Morning Star searched her mother's face in the firelight.

"Can you truly believe that?"

"Now that you've met him," said Mercy, "can't you believe it, too?"

"No. I doubt everything."

"Even your own doubt?"

"Yes. Yes! Most of all my own doubt. Oh, Mama, I don't know what to think any more."

"Then, no more thinking," said Mercy, taking her in her arms and hugging her like a little child. "You're tired. Sleep now, and see what tomorrow brings."

8 A Blue Flower

T
HE BARN DOORS WERE BOLTED ON THE INSIDE.
T
HE
bolts shattered at Seeker's first blow. As Echo looked on, he kicked the high doors open and the bright sunlight streamed into the space within. There, blinking in the light, eyes wide with fear, lay hundreds of small children, tethered in open stalls like dogs.

Seeker stared at the scene in silence, and the anger in him turned hard and sharp. He strode towards the stalls and the children shrank back in terror, covering their heads with their arms.

"Don't beat me!" they cried. "I'll be good!"

"There'll be no more beating," said Seeker.

The children had collars fastened round their necks. A short chain linked each collar to an iron staple in the wall. Seeker felt the collar of one child with careful fingers, but it was too tight round his neck to remove without hurting him.
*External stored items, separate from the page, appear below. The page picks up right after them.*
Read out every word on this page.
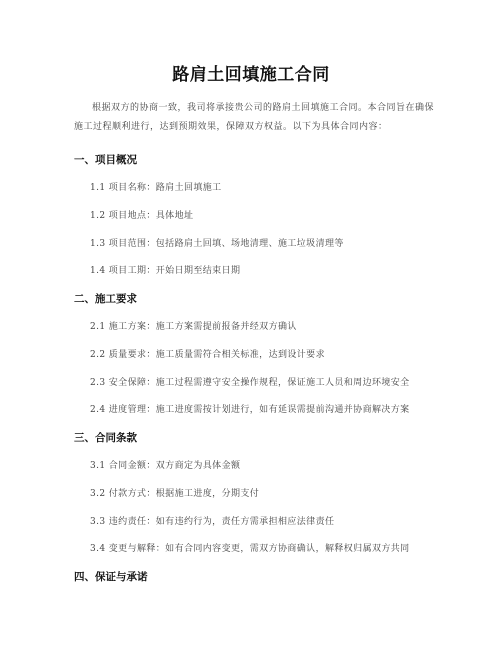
路肩土回填施工合同
根据双方的协商一致，我司将承接贵公司的路肩土回填施工合同。本合同旨在确保施工过程顺利进行，达到预期效果，保障双方权益。以下为具体合同内容：
一、项目概况
1.1 项目名称：路肩土回填施工
1.2 项目地点：具体地址
1.3 项目范围：包括路肩土回填、场地清理、施工垃圾清理等
1.4 项目工期：开始日期至结束日期
二、施工要求
2.1 施工方案：施工方案需提前报备并经双方确认
2.2 质量要求：施工质量需符合相关标准，达到设计要求
2.3 安全保障：施工过程需遵守安全操作规程，保证施工人员和周边环境安全
2.4 进度管理：施工进度需按计划进行，如有延误需提前沟通并协商解决方案
三、合同条款
3.1 合同金额：双方商定为具体金额
3.2 付款方式：根据施工进度，分期支付
3.3 违约责任：如有违约行为，责任方需承担相应法律责任
3.4 变更与解释：如有合同内容变更，需双方协商确认，解释权归属双方共同
四、保证与承诺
He took hold of the chain and snapped it with his bare hands. This simple violent action gave him some relief. He moved on to the next child and the next, breaking their chains one by one.

Echo followed Seeker into the barn. As the children found themselves able to move out of their stalls, they came to her and clustered round her, seeing her as the latest of the many adults who had come to give them orders. It never occurred to them to run away.

"At your service, lady," they piped, bobbing their heads and jingling the trailing ends of their chains. "What's your pleasure, lady?"

"You're free," said Echo. "You can go."

They gazed at her with their wide uncomprehending eyes, some of them as young as four years old, waiting to be given the orders they had been trained to obey.

"But we must serve you, lady."

"No, no. Not any more. The bad people who tied you up can't hurt you any more. You don't have to serve anybody. You're only children."

"Children do what they're told, lady. Or they get beaten."

All the little heads nodded at that, and their chains clinked.

"That's all over now," said Echo, pointing behind her through the open doors and down the road to the Haven. "Look."

A great exodus was under way. The workers were flooding across the timber causeway to the mainland.

"The men who beat you have run away. You've got no masters now."

"No masters!" The children's faces fell. "Who's going to feed us?"

Some began to whimper and then to howl.

Seeker had now snapped the last of the chains and rejoined Echo. The barn had filled with the sound of lamentation.

"We can't just leave them here," said Echo. "Who's to look after them?"

Seeker saw the miserable faces of the crying children, and the anger in him turned to bitterness. However he used his power, no good came of it. All he wanted now was to be far away and on his own.

The workers from the Haven reached the barn. It was at once clear that they were the parents of the chained children. Voices cried out on all sides, as fathers and mothers found their children and clasped them in their arms, sobbing and weeping with joy. Even now the children clung to their training.

"At your service, ma'am. What's your pleasure?"